Sous les yeux d’un public médusé, les éléphantes U16 font tomber la montagne malienne, se qualifient pour la finale et décrochent le tout premier billet de la Côte d’Ivoire pour la FIBA U17 Women’s World Cup. Score final : 45-40 pour la Côte d’Ivoire.

Nous sommes heureuses parce que depuis le Mali, lors du tournoi de l’amitié et lors des phases de groupe, elles nous avaient toujours battues, mais nous avons décidé de jouer avec courage et sans précipitation et nous avons pu les battre.

raconte encore émue Ella KONE, la capitaine.

Les éléphantes U16 de Côte d’Ivoire décrochent l’argent et écrivent l’histoire à Kigali

À Kigali, le 14 septembre 2025, les gradins vibrent et les regards se tournent vers le parquet où les Éléphantes U16 de Côte d’Ivoire défient l’Égypte, géant du continent. Face à des joueuses plus expérimentées, finalistes malheureuses à maintes reprises derrière l’hégémonie du Mali, les jeunes Ivoiriennes n’ont pas froid aux yeux.

Elles s’arrachent, dominent même deux quarts-temps (7-16 au 2ᵉ QT et 13-17 au dernier QT), avant de céder sous la puissance égyptienne (22-13 au 1er QT et 24-8 au 3ᵉ QT). Score final : 66-54. Sur le banc, les visages se crispent, les yeux s’embuent. Les larmes coulent, mais elles ont cette fois le goût doux-amer d’une médaille d’argent, la toute première médaille ivoirienne en U16 filles. Car derrière cette défaite se cache une victoire immense : la qualification pour la Coupe du Monde U17, la toute première de l’histoire du basketball féminin ivoirien chez les U16.

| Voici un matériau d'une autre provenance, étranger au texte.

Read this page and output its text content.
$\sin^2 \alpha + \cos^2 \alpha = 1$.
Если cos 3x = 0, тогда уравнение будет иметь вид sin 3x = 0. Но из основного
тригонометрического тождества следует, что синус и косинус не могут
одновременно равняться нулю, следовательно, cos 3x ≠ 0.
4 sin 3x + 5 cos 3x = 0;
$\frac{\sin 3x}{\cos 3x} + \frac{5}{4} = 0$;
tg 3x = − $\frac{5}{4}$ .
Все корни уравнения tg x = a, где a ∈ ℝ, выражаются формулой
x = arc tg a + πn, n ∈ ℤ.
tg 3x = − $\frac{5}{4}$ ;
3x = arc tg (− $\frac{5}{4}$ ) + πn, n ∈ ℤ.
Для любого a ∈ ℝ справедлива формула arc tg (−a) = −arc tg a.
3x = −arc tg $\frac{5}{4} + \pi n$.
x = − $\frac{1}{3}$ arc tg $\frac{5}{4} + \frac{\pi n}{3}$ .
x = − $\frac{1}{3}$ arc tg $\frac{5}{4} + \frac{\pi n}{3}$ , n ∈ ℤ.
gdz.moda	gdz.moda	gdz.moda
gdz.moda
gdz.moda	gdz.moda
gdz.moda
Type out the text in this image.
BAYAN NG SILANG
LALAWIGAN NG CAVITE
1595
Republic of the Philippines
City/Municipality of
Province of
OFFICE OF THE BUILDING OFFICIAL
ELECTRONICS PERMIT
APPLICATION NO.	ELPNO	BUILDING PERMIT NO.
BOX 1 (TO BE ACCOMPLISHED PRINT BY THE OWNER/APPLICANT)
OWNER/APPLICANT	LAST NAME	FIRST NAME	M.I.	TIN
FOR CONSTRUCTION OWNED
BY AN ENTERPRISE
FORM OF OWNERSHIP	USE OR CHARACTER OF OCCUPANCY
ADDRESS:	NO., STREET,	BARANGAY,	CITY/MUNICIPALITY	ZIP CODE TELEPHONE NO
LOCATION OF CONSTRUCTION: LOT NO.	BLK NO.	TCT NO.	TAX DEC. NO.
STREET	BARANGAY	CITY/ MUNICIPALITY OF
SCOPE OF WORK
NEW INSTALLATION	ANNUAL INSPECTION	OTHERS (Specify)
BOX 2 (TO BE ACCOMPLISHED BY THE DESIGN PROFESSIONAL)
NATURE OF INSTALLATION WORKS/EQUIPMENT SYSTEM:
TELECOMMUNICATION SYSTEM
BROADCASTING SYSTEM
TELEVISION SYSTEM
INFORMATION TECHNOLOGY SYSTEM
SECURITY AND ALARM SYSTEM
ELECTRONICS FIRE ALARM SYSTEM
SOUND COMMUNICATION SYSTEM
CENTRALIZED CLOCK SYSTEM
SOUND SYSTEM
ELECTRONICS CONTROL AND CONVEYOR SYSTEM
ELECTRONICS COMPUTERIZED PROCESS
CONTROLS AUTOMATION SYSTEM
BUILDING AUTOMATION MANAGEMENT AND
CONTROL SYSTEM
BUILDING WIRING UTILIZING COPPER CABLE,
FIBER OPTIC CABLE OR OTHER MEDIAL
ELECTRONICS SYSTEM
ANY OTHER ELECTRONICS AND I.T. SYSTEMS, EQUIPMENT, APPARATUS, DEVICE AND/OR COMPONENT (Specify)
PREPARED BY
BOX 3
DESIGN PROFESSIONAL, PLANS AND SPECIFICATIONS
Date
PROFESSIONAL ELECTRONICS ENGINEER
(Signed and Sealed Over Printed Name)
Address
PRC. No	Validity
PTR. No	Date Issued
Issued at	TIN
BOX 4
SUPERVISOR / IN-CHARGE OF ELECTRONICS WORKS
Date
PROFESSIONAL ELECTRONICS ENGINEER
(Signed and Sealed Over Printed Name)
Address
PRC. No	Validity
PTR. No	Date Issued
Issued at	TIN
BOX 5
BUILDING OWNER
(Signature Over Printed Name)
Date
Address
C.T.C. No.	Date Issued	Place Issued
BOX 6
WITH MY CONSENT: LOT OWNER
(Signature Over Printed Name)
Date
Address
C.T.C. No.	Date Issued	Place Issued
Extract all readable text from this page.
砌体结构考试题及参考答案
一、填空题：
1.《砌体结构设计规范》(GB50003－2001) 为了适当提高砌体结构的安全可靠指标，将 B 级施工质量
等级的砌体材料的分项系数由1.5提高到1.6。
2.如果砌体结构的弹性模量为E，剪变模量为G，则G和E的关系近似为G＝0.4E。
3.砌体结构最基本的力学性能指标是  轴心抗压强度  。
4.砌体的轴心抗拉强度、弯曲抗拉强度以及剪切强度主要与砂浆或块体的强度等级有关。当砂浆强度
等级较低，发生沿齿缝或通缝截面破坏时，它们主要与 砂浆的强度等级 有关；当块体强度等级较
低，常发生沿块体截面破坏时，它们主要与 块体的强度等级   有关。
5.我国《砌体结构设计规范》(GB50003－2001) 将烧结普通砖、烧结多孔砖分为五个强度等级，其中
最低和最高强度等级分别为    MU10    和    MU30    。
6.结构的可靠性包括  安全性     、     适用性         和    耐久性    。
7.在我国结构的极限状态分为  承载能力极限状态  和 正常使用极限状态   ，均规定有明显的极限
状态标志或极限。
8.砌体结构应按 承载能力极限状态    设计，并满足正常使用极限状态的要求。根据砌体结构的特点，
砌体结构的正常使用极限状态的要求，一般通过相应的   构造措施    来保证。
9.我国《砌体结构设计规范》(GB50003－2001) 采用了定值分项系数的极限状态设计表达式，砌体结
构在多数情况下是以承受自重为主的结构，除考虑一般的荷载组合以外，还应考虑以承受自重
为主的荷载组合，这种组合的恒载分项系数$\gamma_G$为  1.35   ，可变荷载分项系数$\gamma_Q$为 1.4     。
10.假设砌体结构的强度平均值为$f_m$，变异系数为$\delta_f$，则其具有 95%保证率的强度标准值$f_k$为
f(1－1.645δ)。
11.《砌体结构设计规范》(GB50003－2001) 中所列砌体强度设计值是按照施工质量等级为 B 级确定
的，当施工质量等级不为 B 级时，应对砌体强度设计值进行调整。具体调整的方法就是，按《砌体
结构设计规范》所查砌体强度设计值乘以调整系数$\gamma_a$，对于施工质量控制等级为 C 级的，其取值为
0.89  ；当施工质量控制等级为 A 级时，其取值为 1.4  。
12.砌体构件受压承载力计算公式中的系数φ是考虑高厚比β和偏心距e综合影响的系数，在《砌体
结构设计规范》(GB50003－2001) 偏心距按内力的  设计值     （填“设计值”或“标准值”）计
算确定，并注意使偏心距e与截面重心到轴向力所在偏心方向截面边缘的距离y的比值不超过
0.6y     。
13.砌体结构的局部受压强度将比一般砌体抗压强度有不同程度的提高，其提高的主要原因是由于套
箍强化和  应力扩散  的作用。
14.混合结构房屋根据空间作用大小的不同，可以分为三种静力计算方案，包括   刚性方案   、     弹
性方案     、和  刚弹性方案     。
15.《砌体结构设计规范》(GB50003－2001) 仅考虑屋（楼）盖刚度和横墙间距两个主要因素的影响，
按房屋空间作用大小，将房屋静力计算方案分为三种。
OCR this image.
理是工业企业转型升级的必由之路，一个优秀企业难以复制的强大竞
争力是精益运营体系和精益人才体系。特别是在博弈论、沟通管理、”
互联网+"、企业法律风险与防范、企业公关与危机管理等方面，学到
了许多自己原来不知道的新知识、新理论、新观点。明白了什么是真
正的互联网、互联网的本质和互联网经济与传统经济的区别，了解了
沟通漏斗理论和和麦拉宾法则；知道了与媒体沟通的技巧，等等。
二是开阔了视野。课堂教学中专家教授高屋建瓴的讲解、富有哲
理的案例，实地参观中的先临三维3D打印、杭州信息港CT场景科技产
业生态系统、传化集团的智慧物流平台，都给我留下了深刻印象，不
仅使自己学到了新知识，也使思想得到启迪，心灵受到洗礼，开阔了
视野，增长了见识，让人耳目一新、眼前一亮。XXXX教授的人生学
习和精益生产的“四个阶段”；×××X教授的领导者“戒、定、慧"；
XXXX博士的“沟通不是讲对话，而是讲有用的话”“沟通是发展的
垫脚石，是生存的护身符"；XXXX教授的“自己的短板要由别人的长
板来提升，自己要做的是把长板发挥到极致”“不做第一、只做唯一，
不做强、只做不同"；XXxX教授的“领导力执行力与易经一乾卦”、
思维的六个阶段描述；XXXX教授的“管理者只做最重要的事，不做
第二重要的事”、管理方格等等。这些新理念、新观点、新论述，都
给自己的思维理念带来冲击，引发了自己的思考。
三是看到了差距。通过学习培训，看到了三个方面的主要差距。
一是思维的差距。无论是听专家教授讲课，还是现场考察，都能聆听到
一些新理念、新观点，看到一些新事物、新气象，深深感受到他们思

Jane Mary DIOMANDÉ, impériale, termine la rencontre avec 24 points, 10 rebonds et 4 interceptions. À ses côtés, la capitaine Ella KONÉ se bat jusqu’à la dernière seconde et inscrit 10 points. Des chiffres qui ne disent pas tout de l’énergie, du courage et du cœur mis dans cette bataille.

Vingt ans plus tard, une nouvelle génération en marche

Cette épopée de Kigali 2025 rappelle irrésistiblement celle des U18 ivoiriennes en 2006 à Cotonou, vice-championnes d’Afrique lors de la FIBA Africa U18 Championship for Women. Portées par des joueuses comme Kani KOUYATÉ, Mariama KOUYATÉ, Assétou KOLGA, Edwige DJEDJEMEL, Salimata BERTÉ et bien d’autres, elles avaient écrit la toute première page de l’histoire en menant la Côte d’Ivoire jusqu’à une Coupe du Monde U19 en 2007 en Slovaquie, sous la houlette de la coach Patricia Niandaki LOROUGNON.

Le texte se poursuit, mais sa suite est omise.